In March, Rodríguez Castro appeared at two public events alongside Cuban President Miguel Díaz-Canel, Raúl Castro’s hand-picked successor, who is widely seen as a figurehead.
Quite how the 41-year-old found himself at the heart of talks that will determine the fate of Cuba is unclear.
Some believe it is simply that Raúl Castro put his grandson’s name forward as a trusted channel of communication.
Jorge Javier Rodríguez, reportedly a friend of The Crab, was detained by US immigration agents in July 2025, raising the prospect that he could have been used to pass along a message to the security chief.
A White House official told London’s Telegraph that Cuba was “a failing nation whose rulers have had a major setback with the loss of support from Venezuela”.
“We are talking to Cuba, whose leaders want to make a deal and should make a deal,” the official claimed.
Venezuelan political analyst Joelvin Villarroel believes Rodríguez Castro could balance the demands of the current regime and the US, as the Trump administration seeks to turn Cuba into a “client state”.
“The Americans are aware that they hold ample leverage and that current geopolitical circumstances would favour armed intervention,” he said. “The Cubans will negotiate in order to survive such changes.”
Others are more sceptical. José Daniel Ferrer, a Cuban human rights activist who has been arrested dozens of times by the regime, was released from prison in October at the request of the US and now lives in exile in Miami.

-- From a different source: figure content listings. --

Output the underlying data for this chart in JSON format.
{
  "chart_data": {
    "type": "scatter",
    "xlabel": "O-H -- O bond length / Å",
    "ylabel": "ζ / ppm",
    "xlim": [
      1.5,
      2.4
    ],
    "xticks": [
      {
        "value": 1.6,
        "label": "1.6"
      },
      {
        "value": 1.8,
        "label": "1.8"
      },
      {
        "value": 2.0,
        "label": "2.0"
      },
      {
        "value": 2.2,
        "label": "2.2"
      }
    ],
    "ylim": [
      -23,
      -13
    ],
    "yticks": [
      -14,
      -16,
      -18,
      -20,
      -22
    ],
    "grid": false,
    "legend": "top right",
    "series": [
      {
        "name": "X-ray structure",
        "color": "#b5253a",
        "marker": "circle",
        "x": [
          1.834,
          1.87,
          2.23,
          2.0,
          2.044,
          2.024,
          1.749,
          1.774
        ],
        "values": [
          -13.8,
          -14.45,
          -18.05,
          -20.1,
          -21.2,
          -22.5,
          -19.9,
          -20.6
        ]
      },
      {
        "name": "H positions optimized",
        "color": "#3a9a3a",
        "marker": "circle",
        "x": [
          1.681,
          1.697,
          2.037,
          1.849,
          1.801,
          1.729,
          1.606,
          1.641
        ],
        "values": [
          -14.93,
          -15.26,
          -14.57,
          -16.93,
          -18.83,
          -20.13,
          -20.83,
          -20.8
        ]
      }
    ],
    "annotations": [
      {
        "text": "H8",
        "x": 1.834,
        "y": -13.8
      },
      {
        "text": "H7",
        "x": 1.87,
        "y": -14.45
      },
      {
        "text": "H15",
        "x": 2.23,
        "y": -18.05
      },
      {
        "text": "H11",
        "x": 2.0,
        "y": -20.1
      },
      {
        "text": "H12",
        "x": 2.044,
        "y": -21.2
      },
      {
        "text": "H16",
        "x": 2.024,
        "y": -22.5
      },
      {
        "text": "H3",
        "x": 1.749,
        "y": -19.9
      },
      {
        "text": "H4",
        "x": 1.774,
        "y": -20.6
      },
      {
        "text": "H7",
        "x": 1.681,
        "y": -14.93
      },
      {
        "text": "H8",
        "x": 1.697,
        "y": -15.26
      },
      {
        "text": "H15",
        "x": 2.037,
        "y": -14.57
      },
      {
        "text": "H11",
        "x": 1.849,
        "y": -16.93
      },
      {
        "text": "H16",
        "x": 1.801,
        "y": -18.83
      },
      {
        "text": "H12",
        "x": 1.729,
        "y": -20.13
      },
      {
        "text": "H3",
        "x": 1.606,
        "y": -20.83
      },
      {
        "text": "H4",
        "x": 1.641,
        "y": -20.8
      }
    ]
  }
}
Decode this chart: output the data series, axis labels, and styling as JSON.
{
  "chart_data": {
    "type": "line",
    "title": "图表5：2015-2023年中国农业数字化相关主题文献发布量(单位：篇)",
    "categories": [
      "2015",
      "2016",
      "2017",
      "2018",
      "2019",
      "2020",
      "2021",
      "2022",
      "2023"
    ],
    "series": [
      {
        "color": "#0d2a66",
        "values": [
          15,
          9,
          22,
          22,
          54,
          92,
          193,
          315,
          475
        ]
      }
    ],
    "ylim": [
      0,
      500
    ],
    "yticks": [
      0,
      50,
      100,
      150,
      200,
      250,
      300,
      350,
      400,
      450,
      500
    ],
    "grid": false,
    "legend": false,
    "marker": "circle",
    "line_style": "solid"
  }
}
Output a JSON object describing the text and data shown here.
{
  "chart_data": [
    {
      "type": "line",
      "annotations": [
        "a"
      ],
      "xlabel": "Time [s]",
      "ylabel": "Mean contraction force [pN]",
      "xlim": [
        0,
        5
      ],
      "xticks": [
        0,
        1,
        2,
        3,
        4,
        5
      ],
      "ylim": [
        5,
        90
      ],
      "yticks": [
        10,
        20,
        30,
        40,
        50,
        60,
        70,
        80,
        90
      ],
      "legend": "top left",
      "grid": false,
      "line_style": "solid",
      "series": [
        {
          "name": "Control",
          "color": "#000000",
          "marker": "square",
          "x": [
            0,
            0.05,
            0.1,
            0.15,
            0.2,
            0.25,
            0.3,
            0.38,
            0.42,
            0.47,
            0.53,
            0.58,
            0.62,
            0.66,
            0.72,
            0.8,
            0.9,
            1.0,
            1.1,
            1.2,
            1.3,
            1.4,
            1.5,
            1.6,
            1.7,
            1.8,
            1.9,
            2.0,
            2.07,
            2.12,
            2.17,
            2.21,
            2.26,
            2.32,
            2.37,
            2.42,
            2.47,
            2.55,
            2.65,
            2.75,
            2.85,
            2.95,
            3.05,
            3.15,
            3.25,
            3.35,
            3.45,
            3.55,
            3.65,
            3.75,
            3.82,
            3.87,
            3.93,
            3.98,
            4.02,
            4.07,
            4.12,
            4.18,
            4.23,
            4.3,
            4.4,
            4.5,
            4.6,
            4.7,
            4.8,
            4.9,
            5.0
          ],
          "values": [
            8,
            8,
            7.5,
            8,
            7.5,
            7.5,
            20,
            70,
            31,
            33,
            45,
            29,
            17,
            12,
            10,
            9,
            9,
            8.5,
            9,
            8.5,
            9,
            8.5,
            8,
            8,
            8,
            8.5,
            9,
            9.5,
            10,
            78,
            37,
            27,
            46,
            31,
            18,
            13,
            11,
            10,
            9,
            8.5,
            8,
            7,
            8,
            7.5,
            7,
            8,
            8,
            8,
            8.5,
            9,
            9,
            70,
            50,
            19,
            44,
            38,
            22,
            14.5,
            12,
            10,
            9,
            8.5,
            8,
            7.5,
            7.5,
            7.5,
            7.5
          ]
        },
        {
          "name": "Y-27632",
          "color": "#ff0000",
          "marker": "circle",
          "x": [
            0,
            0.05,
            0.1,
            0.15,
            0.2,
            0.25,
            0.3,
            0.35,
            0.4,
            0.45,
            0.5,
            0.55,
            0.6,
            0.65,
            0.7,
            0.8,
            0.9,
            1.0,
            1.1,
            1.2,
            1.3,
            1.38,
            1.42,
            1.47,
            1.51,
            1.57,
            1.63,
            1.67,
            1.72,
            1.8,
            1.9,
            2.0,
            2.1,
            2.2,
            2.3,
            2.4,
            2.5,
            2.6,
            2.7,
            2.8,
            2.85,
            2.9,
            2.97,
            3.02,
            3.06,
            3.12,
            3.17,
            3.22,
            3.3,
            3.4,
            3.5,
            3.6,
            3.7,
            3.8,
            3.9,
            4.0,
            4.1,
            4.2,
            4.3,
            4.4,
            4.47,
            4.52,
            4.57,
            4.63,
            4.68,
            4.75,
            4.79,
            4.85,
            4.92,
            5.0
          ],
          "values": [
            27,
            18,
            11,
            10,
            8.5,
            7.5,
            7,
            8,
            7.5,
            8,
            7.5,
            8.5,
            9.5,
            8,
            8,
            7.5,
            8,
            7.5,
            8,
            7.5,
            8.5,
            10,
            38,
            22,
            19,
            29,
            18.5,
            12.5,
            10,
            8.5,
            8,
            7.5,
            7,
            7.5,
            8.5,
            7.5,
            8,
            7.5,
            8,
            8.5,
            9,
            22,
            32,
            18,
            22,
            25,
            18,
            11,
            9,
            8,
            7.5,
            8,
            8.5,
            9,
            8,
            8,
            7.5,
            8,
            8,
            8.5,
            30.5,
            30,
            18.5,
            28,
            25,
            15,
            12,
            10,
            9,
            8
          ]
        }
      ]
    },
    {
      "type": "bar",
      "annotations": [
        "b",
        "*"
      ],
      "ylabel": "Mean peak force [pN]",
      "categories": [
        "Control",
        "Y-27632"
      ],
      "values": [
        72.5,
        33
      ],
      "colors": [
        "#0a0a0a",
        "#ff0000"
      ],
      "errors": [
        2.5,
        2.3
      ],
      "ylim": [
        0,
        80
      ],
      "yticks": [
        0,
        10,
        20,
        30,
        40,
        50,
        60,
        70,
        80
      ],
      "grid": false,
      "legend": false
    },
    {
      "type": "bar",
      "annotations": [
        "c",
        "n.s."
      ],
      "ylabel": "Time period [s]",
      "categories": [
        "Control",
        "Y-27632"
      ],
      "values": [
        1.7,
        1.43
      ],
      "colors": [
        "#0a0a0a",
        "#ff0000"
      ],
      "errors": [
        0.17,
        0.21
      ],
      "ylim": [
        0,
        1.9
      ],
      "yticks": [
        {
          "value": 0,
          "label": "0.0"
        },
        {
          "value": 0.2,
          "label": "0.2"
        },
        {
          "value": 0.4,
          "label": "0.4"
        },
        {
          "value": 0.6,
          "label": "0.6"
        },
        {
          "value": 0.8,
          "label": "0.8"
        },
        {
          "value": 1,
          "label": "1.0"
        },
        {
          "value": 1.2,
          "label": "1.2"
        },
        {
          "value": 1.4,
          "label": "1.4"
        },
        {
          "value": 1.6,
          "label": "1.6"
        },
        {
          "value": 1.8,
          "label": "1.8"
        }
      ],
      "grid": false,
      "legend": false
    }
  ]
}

When he met Rubio in November, the secretary of state hailed his “courage and resilience” in the face of oppression. Ferrer, for his part, told the London Telegraph that Rubio is “the best friend of the Democratic family of Cubans”.
Citing trusted sources in the administration, he said the US goal was “to eradicate the regime” and believes this will probably require a military intervention as Cuba’s leaders attempt to cling to power.
Arcos believes Rodríguez Castro is simply a convenient channel of communication to Raúl Castro, who remains the ultimate authority on the island.
“He cannot be a Delcy Rodriguez,” he said. “He is not qualified to be a transitional figure. He is not a politician. He is not even a technocrat. He is a thug.”
Rodriguez, the Venezuelan president-elect since January, has skilfully walked a tightrope since she took power.
She has managed to make overtures to Trump – the president refers to her almost fondly in his monologues – while keeping onside the other powerful Venezuelan families who will move against her if it appears she is turning them into a vassal state.
But Venezuela is not the same as Cuba, where the system of power is more hierarchical and opaque, making it difficult for Rubio to identify and cultivate a new leader.
Alonso noted Rodríguez Castro did not have a formal role in any of the island’s traditional power bases: the historical leaders such as Raúl Castro, the government’s public faces such as Díaz-Canel or Gaesa.
If Washington can use a Rodríguez Castro to prise Cuba from the grips of communism, it will be a sweet victory after decades of defiance.
But if betting on The Crab fails and the regime proves intractable, then another military intervention looms.